Герберга вскочила и вновь принялась метаться по комнате – с развевающимися золотистыми волосами, ломая пальцы на руках.

– Ах, ну почему это у всех есть любовники, а у меня нет? Даже Берта кого-то ублажает. А мне некого. Что за несчастная у меня доля, – причитала она, бессознательно шагая в сторону окна. – А тут еще старая герцогиня водит меня за нос. И я, вместо того, чтобы услышать от нее какое-нибудь радостное известие, сижу здесь, в этой клетке, и не вижу ничего, кроме пола, стен и этого окна, из которого видно только дорогу, на которой…

Она внезапно осеклась, разглядывая что-то внизу, у стен замка, и тут же закричала, махая рукой:

– Иди скорее сюда, Гизела! Гляди, ты такого еще не видела!

Сестра подошла и с любопытством уставилась в окно.

– Кажется, к Беатрисе пожаловали гости, – сказала она и совсем тихо прибавила: – Уж не их ли она ждет, а потому и держит нас здесь?

– Смотри, их всего двое! – продолжала между тем возбужденно верещать Герберга. – Да ведь и нас двое! А один, тот, что слева, просто великан! Боже мой, да это же настоящий Самсон! Даже лошадь под ним спотыкается. Его спутник, если сравнить обоих, просто жалкий гном.

Слушая ее, Гизела внимательно вглядывалась во всадников, уже подъезжавших к воротам замка. Потом проговорила:

– Этого огромного я не знаю.

– А второй мне совсем не интересен, – отозвалась Герберга, не сводя глаз с нормандца.

– Ну и напрасно, – ответила сестра. – Этот второй – весьма примечательная и знакомая тебе личность.

– В самом деле? Кто же он такой?

– Твой дядя герцог Карл Лотарингский.

– Мой дядя?.. – с оттенком разочарования воскликнула Герберга. – Боже милосердный, этого еще недоставало! И чего ему здесь надо?

– Думаю, он приехал от короля, – рассудительно молвила Гизела.

– Моего кузена Людовика? Что навело тебя на эту мысль?

– Он единственный, кто нуждается в услугах бывшего опального брата Лотаря. Вряд ли, не побывав у Людовика, его дядя рискнул бы сунуться сюда. Вопрос в том, с чем он приехал? Как бы там ни было, что-то затевается, коли понадобилась помощь герцогини Беатрисы. Но потерпи, думаю, ты скоро об этом узнаешь.

– Я? Почему только я?

– Потому что герцогиня скажет твоему дяде о том, кто гостит у нее в замке, и тот непременно захочет повидать племянницу. Тут ты и узнаешь причину его приезда.
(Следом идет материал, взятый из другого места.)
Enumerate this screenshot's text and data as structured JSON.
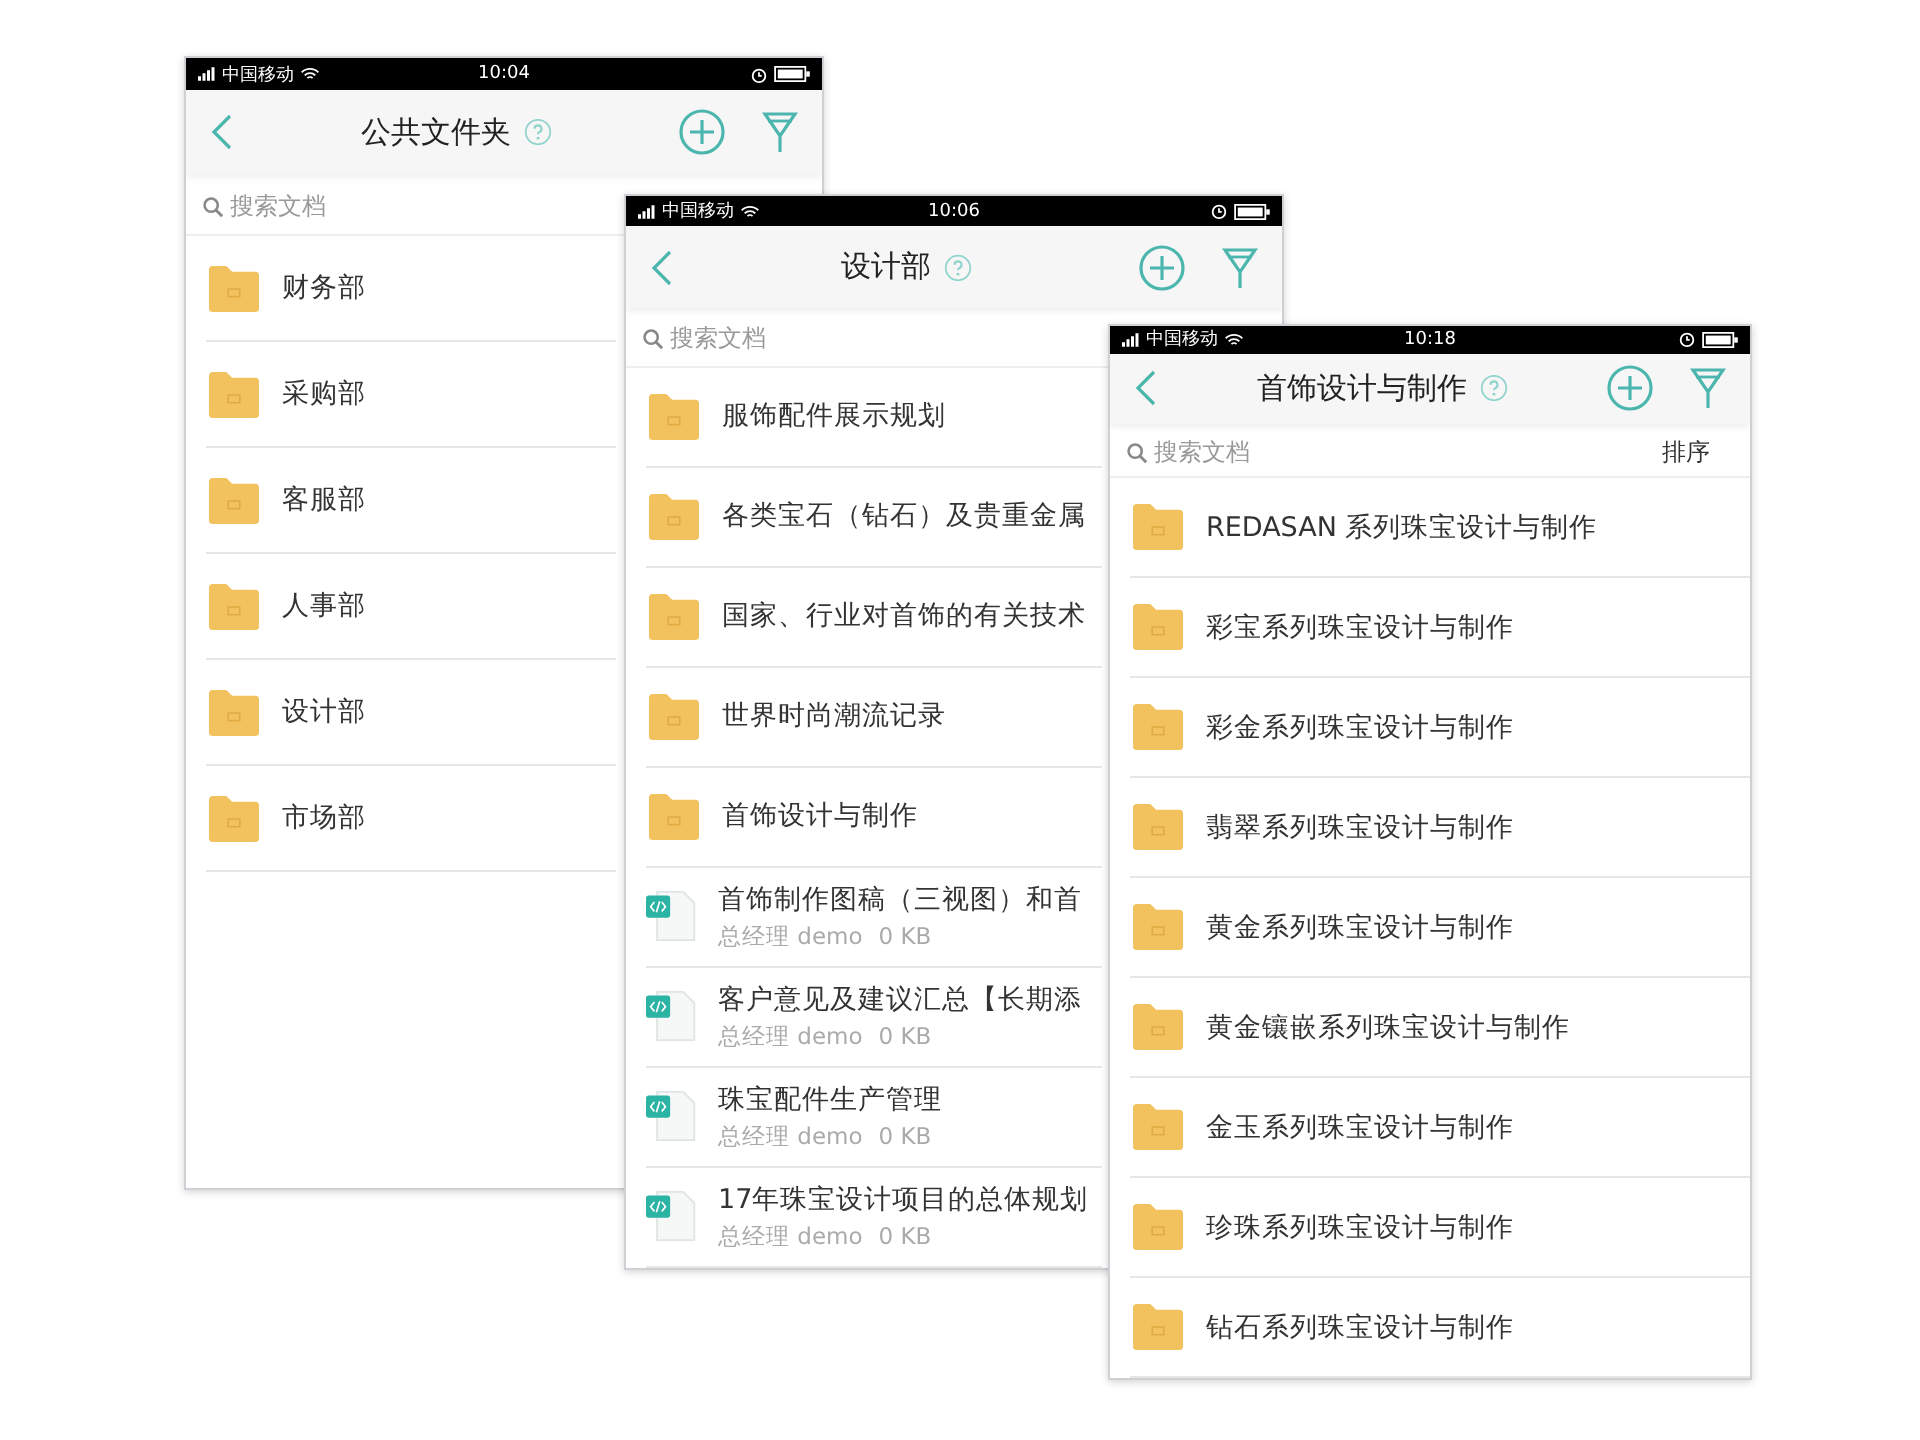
{
  "phones": [
    {
      "status_bar": {
        "carrier": "中国移动",
        "time": "10:04"
      },
      "title": "公共文件夹",
      "search": {
        "placeholder": "搜索文档"
      },
      "items": [
        {
          "kind": "folder",
          "name": "财务部"
        },
        {
          "kind": "folder",
          "name": "采购部"
        },
        {
          "kind": "folder",
          "name": "客服部"
        },
        {
          "kind": "folder",
          "name": "人事部"
        },
        {
          "kind": "folder",
          "name": "设计部"
        },
        {
          "kind": "folder",
          "name": "市场部"
        }
      ]
    },
    {
      "status_bar": {
        "carrier": "中国移动",
        "time": "10:06"
      },
      "title": "设计部",
      "search": {
        "placeholder": "搜索文档"
      },
      "items": [
        {
          "kind": "folder",
          "name": "服饰配件展示规划"
        },
        {
          "kind": "folder",
          "name": "各类宝石（钻石）及贵重金属"
        },
        {
          "kind": "folder",
          "name": "国家、行业对首饰的有关技术"
        },
        {
          "kind": "folder",
          "name": "世界时尚潮流记录"
        },
        {
          "kind": "folder",
          "name": "首饰设计与制作"
        },
        {
          "kind": "file",
          "name": "首饰制作图稿（三视图）和首",
          "owner": "总经理 demo",
          "size": "0 KB"
        },
        {
          "kind": "file",
          "name": "客户意见及建议汇总【长期添",
          "owner": "总经理 demo",
          "size": "0 KB"
        },
        {
          "kind": "file",
          "name": "珠宝配件生产管理",
          "owner": "总经理 demo",
          "size": "0 KB"
        },
        {
          "kind": "file",
          "name": "17年珠宝设计项目的总体规划",
          "owner": "总经理 demo",
          "size": "0 KB"
        }
      ]
    },
    {
      "status_bar": {
        "carrier": "中国移动",
        "time": "10:18"
      },
      "title": "首饰设计与制作",
      "search": {
        "placeholder": "搜索文档"
      },
      "sort_label": "排序",
      "items": [
        {
          "kind": "folder",
          "name": "REDASAN 系列珠宝设计与制作"
        },
        {
          "kind": "folder",
          "name": "彩宝系列珠宝设计与制作"
        },
        {
          "kind": "folder",
          "name": "彩金系列珠宝设计与制作"
        },
        {
          "kind": "folder",
          "name": "翡翠系列珠宝设计与制作"
        },
        {
          "kind": "folder",
          "name": "黄金系列珠宝设计与制作"
        },
        {
          "kind": "folder",
          "name": "黄金镶嵌系列珠宝设计与制作"
        },
        {
          "kind": "folder",
          "name": "金玉系列珠宝设计与制作"
        },
        {
          "kind": "folder",
          "name": "珍珠系列珠宝设计与制作"
        },
        {
          "kind": "folder",
          "name": "钻石系列珠宝设计与制作"
        }
      ]
    }
  ]
}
– А тебя разве не будет со мной?

– Разумеется, нет. Он и твоя мать – родные брат и сестра, мы же всего лишь сводные сестры. В твоих жилах течет кровь Каролингов, а в моих – Вельфов. Хотя в роду нашего отца и была королева франков.

– Кто теперь об этом помнит, все живут нынешним днем. А это значит…
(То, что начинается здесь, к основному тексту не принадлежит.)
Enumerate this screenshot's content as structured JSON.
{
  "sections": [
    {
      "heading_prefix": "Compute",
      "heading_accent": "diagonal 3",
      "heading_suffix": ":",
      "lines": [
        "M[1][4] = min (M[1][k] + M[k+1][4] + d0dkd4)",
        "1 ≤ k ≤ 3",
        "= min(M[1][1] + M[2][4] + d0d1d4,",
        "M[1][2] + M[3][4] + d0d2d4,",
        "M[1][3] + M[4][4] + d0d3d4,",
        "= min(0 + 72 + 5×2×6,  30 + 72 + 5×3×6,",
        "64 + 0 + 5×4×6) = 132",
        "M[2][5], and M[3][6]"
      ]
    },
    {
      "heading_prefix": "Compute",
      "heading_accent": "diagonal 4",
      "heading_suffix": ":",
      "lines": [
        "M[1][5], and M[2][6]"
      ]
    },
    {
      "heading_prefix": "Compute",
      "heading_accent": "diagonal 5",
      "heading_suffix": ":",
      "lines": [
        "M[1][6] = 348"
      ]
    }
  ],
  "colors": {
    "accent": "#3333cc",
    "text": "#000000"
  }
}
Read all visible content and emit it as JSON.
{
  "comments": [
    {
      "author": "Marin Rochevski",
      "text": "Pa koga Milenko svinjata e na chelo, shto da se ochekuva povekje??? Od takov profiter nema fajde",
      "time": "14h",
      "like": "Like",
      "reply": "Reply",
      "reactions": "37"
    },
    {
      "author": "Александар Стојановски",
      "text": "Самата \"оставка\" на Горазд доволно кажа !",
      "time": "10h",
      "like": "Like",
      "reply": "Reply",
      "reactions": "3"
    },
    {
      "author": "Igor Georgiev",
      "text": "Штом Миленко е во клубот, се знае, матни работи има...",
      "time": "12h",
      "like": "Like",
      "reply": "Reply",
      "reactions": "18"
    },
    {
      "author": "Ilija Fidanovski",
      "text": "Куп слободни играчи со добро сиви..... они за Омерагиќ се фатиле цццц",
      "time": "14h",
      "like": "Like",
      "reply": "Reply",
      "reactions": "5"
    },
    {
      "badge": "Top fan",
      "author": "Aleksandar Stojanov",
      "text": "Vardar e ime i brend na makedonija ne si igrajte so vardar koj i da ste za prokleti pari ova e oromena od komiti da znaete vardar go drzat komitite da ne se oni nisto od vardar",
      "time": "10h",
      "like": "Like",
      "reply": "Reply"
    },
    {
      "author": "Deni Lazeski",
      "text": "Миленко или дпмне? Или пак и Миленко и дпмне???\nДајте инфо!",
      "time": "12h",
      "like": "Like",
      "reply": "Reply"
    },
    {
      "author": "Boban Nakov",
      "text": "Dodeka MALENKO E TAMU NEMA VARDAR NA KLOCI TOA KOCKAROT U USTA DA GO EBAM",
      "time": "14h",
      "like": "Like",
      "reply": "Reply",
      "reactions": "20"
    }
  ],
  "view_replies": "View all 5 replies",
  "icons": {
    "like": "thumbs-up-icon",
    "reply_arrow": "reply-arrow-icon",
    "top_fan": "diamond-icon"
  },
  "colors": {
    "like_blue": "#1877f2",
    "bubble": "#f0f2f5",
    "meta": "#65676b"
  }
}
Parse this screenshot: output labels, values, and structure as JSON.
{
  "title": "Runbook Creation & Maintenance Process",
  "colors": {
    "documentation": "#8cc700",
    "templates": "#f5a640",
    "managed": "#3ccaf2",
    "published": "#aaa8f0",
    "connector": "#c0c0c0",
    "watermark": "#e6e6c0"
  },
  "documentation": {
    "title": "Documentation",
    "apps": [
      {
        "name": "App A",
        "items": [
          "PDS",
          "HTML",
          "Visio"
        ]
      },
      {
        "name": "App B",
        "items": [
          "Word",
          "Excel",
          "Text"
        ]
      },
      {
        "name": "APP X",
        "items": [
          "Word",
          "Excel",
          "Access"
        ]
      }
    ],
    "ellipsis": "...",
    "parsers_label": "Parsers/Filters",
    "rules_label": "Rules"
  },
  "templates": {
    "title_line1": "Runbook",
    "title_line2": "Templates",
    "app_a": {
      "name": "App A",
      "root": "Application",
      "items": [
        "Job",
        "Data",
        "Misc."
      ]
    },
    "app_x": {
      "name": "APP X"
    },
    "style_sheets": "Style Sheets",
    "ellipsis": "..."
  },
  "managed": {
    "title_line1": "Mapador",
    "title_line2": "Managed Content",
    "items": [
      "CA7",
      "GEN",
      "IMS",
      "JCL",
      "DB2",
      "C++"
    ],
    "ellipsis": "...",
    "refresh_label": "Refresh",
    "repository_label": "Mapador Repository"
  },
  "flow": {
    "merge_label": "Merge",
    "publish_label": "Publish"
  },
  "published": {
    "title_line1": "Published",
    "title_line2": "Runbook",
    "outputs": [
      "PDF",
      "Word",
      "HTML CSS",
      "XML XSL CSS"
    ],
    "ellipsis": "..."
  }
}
– Что именно? Договаривай же, коли начала.

– Это значит, Гизела, – воскликнула Герберга, всплеснув руками, – что мне весь вечер придется болтать с дядей Карлом, в то время как тебе достанется его спутник.

– Что ж, – пожав плечами, улыбнулась сестра, – не откажусь от такого воина, коли на то будет воля Господа.

– И снова я в проигрыше! – захныкала Герберга, надув губки. – Нет, положительно, счастье всегда отворачивается от меня.

– Не скули, быть может, этот Геркулес тоже Каролинг. Впрочем, вряд ли: откуда в вашем роду такие гиганты?

– Это правда, – вздохнув, согласилась Герберга.

– А сейчас нам надо запастись терпением и ждать. Вот увидишь, герцогиня очень скоро позовет тебя. Но пойду и я: хочу узнать, кто он, этот Самсон.